Santa Brigida viene ancora oggi festeggiata in Europa il primo giorno di febbraio.
Popolare soprattutto nei paesi del nord, la badessa originaria di Kildare visse in Irlanda, proseguendo l’azione evangelizzatrice di San Patrizio.
Si narra che un giorno, nel monastero da lei fondato, giunsero in visita numerosi vescovi. Per l’occasione Brigida munse la sua unica mucca volendo offrire del latte fresco ai suoi ospiti. Miracolosamente la badessa raccolse il triplo del latte che la mucca quel giorno avrebbe potuto darle e fu così che da allora ella divenne la protettrice dei lattai, delle puerpere e persino del bestiame.
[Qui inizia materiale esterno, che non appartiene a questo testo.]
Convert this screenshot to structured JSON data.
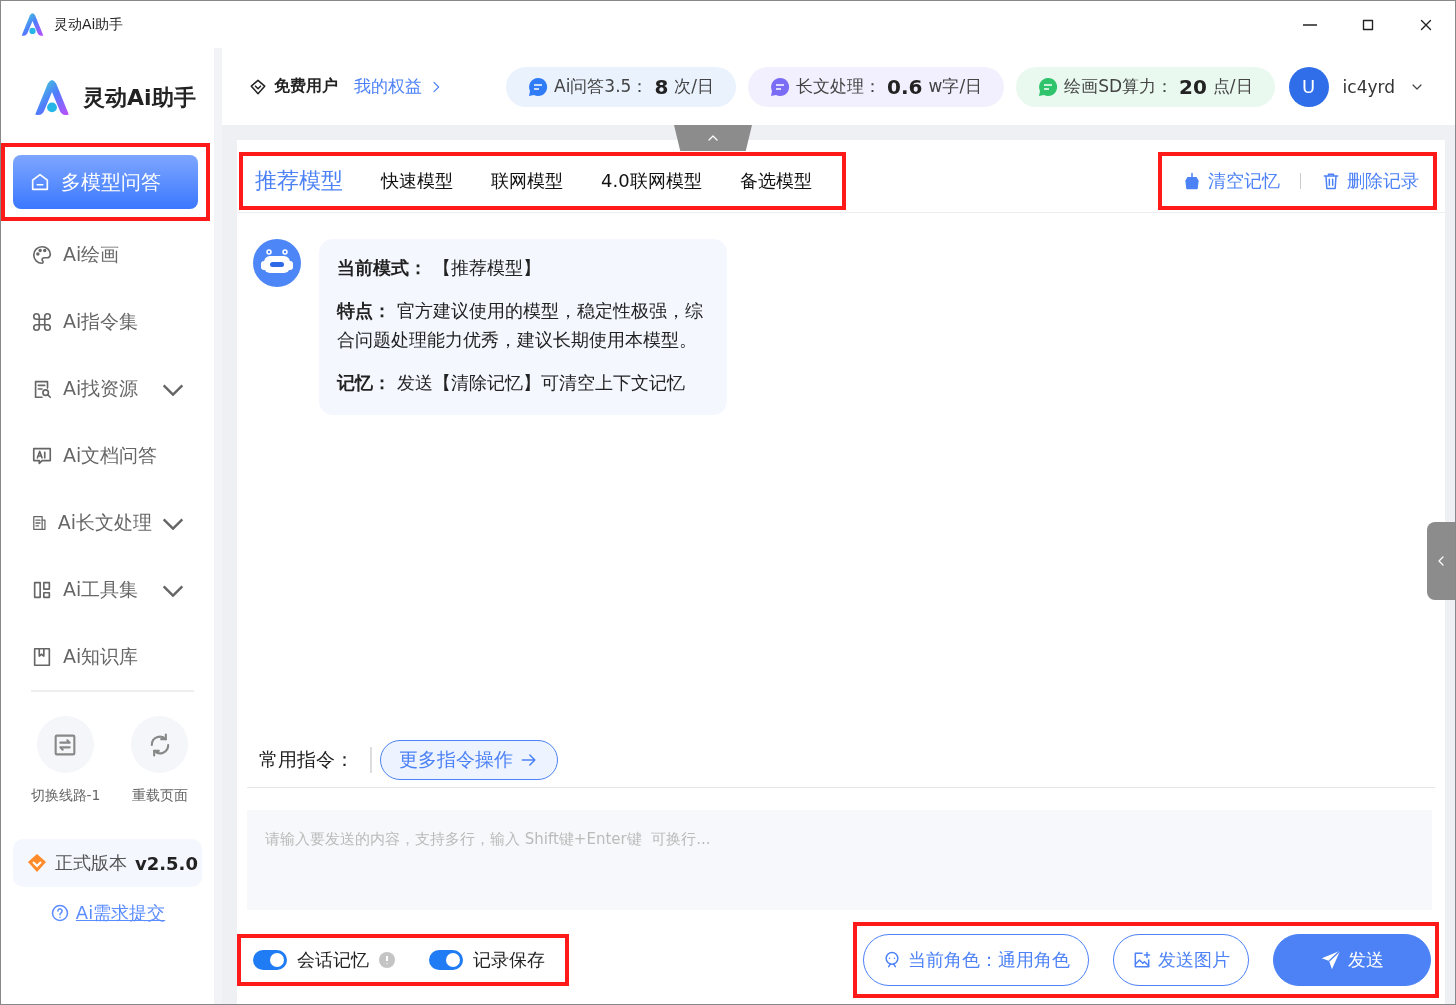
{
  "window": {
    "title": "灵动Ai助手"
  },
  "sidebar": {
    "brand": "灵动Ai助手",
    "items": [
      {
        "label": "多模型问答",
        "selected": true,
        "expandable": false
      },
      {
        "label": "Ai绘画",
        "selected": false,
        "expandable": false
      },
      {
        "label": "Ai指令集",
        "selected": false,
        "expandable": false
      },
      {
        "label": "Ai找资源",
        "selected": false,
        "expandable": true
      },
      {
        "label": "Ai文档问答",
        "selected": false,
        "expandable": false
      },
      {
        "label": "Ai长文处理",
        "selected": false,
        "expandable": true
      },
      {
        "label": "Ai工具集",
        "selected": false,
        "expandable": true
      },
      {
        "label": "Ai知识库",
        "selected": false,
        "expandable": false
      }
    ],
    "actions": [
      {
        "label": "切换线路-1"
      },
      {
        "label": "重载页面"
      }
    ],
    "version": {
      "label": "正式版本",
      "number": "v2.5.0"
    },
    "link": "Ai需求提交"
  },
  "header": {
    "user_type": "免费用户",
    "benefits_link": "我的权益",
    "quotas": [
      {
        "label": "Ai问答3.5：",
        "value": "8",
        "unit": "次/日",
        "color": "#2f7cf6"
      },
      {
        "label": "长文处理：",
        "value": "0.6",
        "unit": "w字/日",
        "color": "#7b6cf6"
      },
      {
        "label": "绘画SD算力：",
        "value": "20",
        "unit": "点/日",
        "color": "#2fc46b"
      }
    ],
    "user": {
      "initial": "U",
      "name": "ic4yrd"
    }
  },
  "tabs": [
    {
      "label": "推荐模型",
      "selected": true
    },
    {
      "label": "快速模型",
      "selected": false
    },
    {
      "label": "联网模型",
      "selected": false
    },
    {
      "label": "4.0联网模型",
      "selected": false
    },
    {
      "label": "备选模型",
      "selected": false
    }
  ],
  "actions": [
    {
      "label": "清空记忆"
    },
    {
      "label": "删除记录"
    }
  ],
  "message": {
    "lines": [
      "**当前模式：** 【推荐模型】",
      "**特点：** 官方建议使用的模型，稳定性极强，综合问题处理能力优秀，建议长期使用本模型。",
      "**记忆：** 发送【清除记忆】可清空上下文记忆"
    ]
  },
  "commands": {
    "label": "常用指令：",
    "button": "更多指令操作"
  },
  "input": {
    "placeholder": "请输入要发送的内容，支持多行，输入 Shift键+Enter键  可换行..."
  },
  "toggles": [
    {
      "label": "会话记忆",
      "on": true,
      "info": true
    },
    {
      "label": "记录保存",
      "on": true,
      "info": false
    }
  ],
  "buttons": [
    {
      "label": "当前角色：通用角色",
      "kind": "role"
    },
    {
      "label": "发送图片",
      "kind": "image"
    },
    {
      "label": "发送",
      "kind": "send"
    }
  ]
}
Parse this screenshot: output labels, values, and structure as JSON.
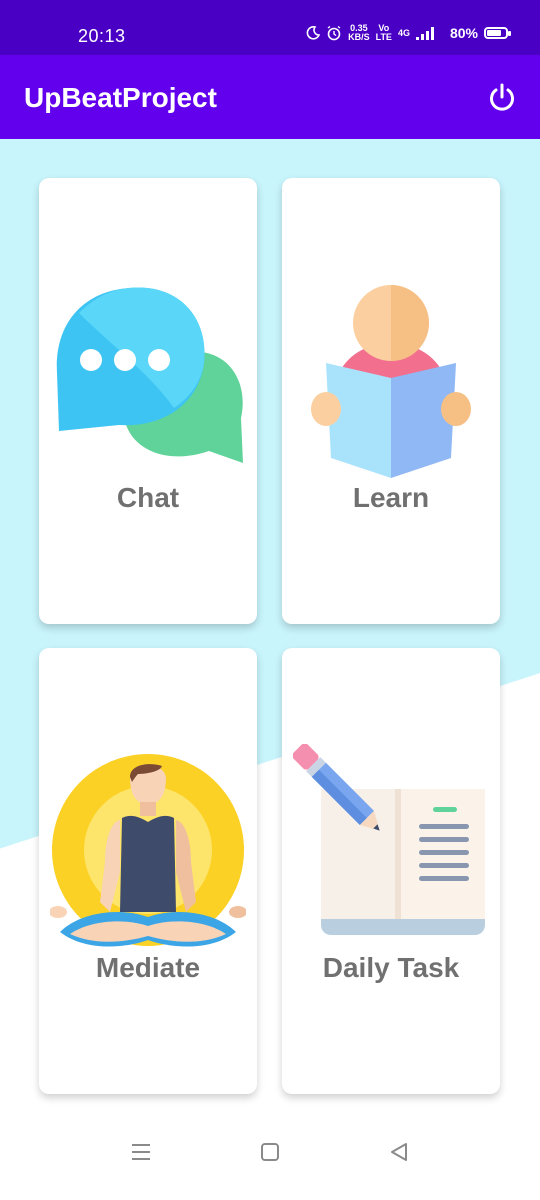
{
  "status_bar": {
    "time": "20:13",
    "data_speed_value": "0.35",
    "data_speed_unit": "KB/S",
    "volte_top": "Vo",
    "volte_bottom": "LTE",
    "network_type": "4G",
    "battery_percent": "80%",
    "battery_level": 0.8,
    "icons": [
      "moon-icon",
      "alarm-icon",
      "signal-icon"
    ]
  },
  "app_bar": {
    "title": "UpBeatProject",
    "power_icon": "power-icon"
  },
  "cards": [
    {
      "label": "Chat",
      "icon": "chat-bubbles-icon"
    },
    {
      "label": "Learn",
      "icon": "reading-person-icon"
    },
    {
      "label": "Mediate",
      "icon": "meditation-icon"
    },
    {
      "label": "Daily Task",
      "icon": "notebook-pencil-icon"
    }
  ],
  "colors": {
    "status_bar": "#4a00c4",
    "app_bar": "#6200ee",
    "background_cyan": "#c8f4fb",
    "label_gray": "#707070"
  },
  "nav_bar": {
    "icons": [
      "menu-icon",
      "home-icon",
      "back-icon"
    ]
  }
}
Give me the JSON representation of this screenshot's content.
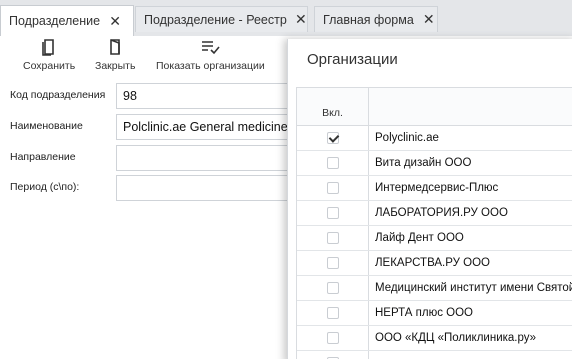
{
  "tabs": [
    {
      "label": "Подразделение",
      "active": true
    },
    {
      "label": "Подразделение - Реестр",
      "active": false
    },
    {
      "label": "Главная форма",
      "active": false
    }
  ],
  "toolbar": {
    "save_label": "Сохранить",
    "close_label": "Закрыть",
    "show_orgs_label": "Показать организации"
  },
  "form": {
    "code": {
      "label": "Код подразделения",
      "value": "98"
    },
    "name": {
      "label": "Наименование",
      "value": "Polclinic.ae General medicine"
    },
    "direction": {
      "label": "Направление",
      "value": ""
    },
    "period": {
      "label": "Период (с\\по):",
      "value": ""
    }
  },
  "dialog": {
    "title": "Организации",
    "column_incl": "Вкл.",
    "rows": [
      {
        "name": "Polyclinic.ae",
        "checked": true
      },
      {
        "name": "Вита дизайн ООО",
        "checked": false
      },
      {
        "name": "Интермедсервис-Плюс",
        "checked": false
      },
      {
        "name": "ЛАБОРАТОРИЯ.РУ ООО",
        "checked": false
      },
      {
        "name": "Лайф Дент ООО",
        "checked": false
      },
      {
        "name": "ЛЕКАРСТВА.РУ ООО",
        "checked": false
      },
      {
        "name": "Медицинский институт имени Святой Анны",
        "checked": false
      },
      {
        "name": "НЕРТА плюс ООО",
        "checked": false
      },
      {
        "name": "ООО «КДЦ «Поликлиника.ру»",
        "checked": false
      },
      {
        "name": "",
        "checked": false
      }
    ]
  },
  "icons": {
    "save": "save-icon",
    "close": "close-doc-icon",
    "show_orgs": "list-check-icon",
    "tab_close": "close-icon"
  }
}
La santa morì il 1 febbraio del 525. Data significativa e non certo casuale, se si pensa che la notte tra il primo ed il secondo giorno di febbraio segna il punto mediano tra il solstizio d’inverno e l’equinozio di primavera. In questo magico giorno invernale, che segna il culmine della stagione fredda e che nel calendario agreste veniva associato al tempo dell’allattamento delle pecore, già i Celti erano soliti celebrare Imbolc e la dea Brigit, una fra le dee più importanti di tutta la mitologia celtica.
E’ evidente che gli arcaici culti pagani finirono per essere assorbiti dal nuovo culto cristiano. Non ci fu neanche bisogno di cambiare il nome dell’antica dea: Brigit divenne Brigida e, attraverso un tipico processo sincretico, il nuovo culto per la santa badessa irlandese assorbì e fece proprie le antiche credenze di origine celtica.
Persino gli arcaici rituali legati alle sorgenti da sempre sacre alla dea Brigid, sopravvissero alla sovrapposizione cultuale: non solo alle puerpere, ma anche alle greggi condotte presso le fonti sacre, la santa irlandese continuò ad assicurare latte in abbondanza.
Le devote di fede cristiana, dopo essersi lavate mani e piedi nelle acque terapeutiche delle sorgenti sacre, continuarono nei secoli a venire a strapparsi pezzi di stoffa dai propri vestiti, legandoli all’albero più vicino e danzandovi intorno, proprio come prevedeva il preesistente rituale pagano. Le devote credevano in tal modo di poter allontanare ogni malattia dai propri corpi.